Abraham’s sign of the covenant was given to him when he was just a man of faith. As such, Paul states that this enabled him, the father of circumcision, to also be father to those without the circumcision.
And the father of circumcision to them who are not of the circumcision only, but who also walk in the steps of that faith of our father Abraham, which he had being yet uncircumcised.Romans 4:12 NKJV
Paul continues with his “argument” that the promise that God gave to Abraham and to his seed was given, not through the Law, but through the righteousness of faith! For if it had been done through the Law, then the promise of faith would be made void.
For the promise, that he should be the heir of the world, was not to Abraham, or to his seed, through the law, but through the righteousness of faith. For if they which are of the law be heirs, faith is made void, and the promise made of none effect:Romans 4:13-15 NKJV
This is true for all of God’s dealings with not only Abraham, but with Isaac and with Jacob. They were all before Moses, and therefore, before the Law. Faith, Paul reiterates, was the ground upon which God released His promises to Abraham, not the Law!
Later, Paul will expound upon this truth in detail, but for now he states that the Law brings wrath, not blessings. Our inability to keep the law means that it becomes a vehicle of God’s wrath towards us, especially if we regard it as the principle by which we are justified and how we relate to God.

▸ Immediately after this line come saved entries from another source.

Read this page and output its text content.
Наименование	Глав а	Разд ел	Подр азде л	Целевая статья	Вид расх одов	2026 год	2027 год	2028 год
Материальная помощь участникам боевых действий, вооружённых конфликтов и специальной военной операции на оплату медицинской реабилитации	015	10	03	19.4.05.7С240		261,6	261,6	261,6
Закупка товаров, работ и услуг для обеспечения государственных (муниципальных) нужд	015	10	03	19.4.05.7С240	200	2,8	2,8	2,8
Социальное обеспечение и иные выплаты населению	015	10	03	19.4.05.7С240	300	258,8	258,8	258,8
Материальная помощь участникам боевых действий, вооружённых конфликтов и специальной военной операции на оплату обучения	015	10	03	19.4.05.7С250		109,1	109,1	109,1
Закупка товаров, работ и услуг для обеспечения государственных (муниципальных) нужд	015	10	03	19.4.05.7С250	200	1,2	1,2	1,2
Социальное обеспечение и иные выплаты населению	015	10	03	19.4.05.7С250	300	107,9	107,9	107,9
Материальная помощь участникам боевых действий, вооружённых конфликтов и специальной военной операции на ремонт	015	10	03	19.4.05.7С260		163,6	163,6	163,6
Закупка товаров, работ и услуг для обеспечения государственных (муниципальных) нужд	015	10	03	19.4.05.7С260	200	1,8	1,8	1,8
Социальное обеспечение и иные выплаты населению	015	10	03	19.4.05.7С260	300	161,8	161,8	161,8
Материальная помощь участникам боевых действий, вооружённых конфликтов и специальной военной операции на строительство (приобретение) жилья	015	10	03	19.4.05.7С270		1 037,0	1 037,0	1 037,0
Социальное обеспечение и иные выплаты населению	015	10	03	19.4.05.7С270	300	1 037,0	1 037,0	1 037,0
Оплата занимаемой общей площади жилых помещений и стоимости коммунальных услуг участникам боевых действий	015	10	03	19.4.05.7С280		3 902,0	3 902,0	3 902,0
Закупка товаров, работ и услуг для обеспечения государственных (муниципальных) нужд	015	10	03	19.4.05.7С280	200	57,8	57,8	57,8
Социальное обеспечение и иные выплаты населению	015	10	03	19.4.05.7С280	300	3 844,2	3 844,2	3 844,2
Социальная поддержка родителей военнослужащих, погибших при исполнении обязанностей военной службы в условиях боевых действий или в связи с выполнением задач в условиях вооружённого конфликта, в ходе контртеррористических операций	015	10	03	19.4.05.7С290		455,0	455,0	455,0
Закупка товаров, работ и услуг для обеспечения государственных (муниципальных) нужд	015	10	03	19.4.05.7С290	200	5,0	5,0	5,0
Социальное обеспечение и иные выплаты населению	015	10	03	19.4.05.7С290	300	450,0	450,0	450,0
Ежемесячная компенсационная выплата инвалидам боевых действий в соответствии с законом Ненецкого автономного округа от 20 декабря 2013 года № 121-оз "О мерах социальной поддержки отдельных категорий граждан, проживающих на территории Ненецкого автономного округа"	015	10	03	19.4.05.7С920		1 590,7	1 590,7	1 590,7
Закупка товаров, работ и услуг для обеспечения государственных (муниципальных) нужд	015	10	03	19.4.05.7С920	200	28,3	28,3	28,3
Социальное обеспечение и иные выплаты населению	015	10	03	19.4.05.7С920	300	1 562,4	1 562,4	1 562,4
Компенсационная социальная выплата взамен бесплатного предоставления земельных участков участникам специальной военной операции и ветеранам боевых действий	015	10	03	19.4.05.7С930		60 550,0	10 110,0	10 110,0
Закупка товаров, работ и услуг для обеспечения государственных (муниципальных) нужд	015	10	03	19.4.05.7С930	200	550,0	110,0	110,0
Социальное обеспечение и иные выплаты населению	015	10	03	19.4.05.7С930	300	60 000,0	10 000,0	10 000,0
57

The last point I will make today is on the end of verse 15 where Paul makes the statement that where there is no law there is no transgression. Transgression, according to the Vine’s is rendered as “overstepping” the limits, or going beyond. As I was reading through the commentaries, I found this thought and want to share it:
There is sin that is not the “crossing the line” of the Law of Moses. The root of sin isn’t in breaking the law, but in breaking trust with God; with denying His loving, caring purpose in every command He gives. Before Adam sinned he broke trust with God – therefore God’s plan of redemption is centered on a relationship of trusting love – faith – instead of law-keeping. When we center our relationship with God on law-keeping instead of trusting love, we go against His whole plan.https://www.blueletterbible.org/Comm/guzik_david/StudyGuide2017-Rom/Rom-4.cfm?a=1050013
I really like how David Guzik shares that the root of sin is in breaking trust with God, and in doing so we deny His loving, caring purposes in every command that He gives. I will end today’s blog with this thought: Paul addresses this issue of faith versus works of the Law with an expertise that cannot be ignored for he was one who executed the Law with strictest regards. Yet, after all of that, we still find many who can’t or won’t except that it is faith and not performance that moves the hand of Almighty God! Wonderful Jesus!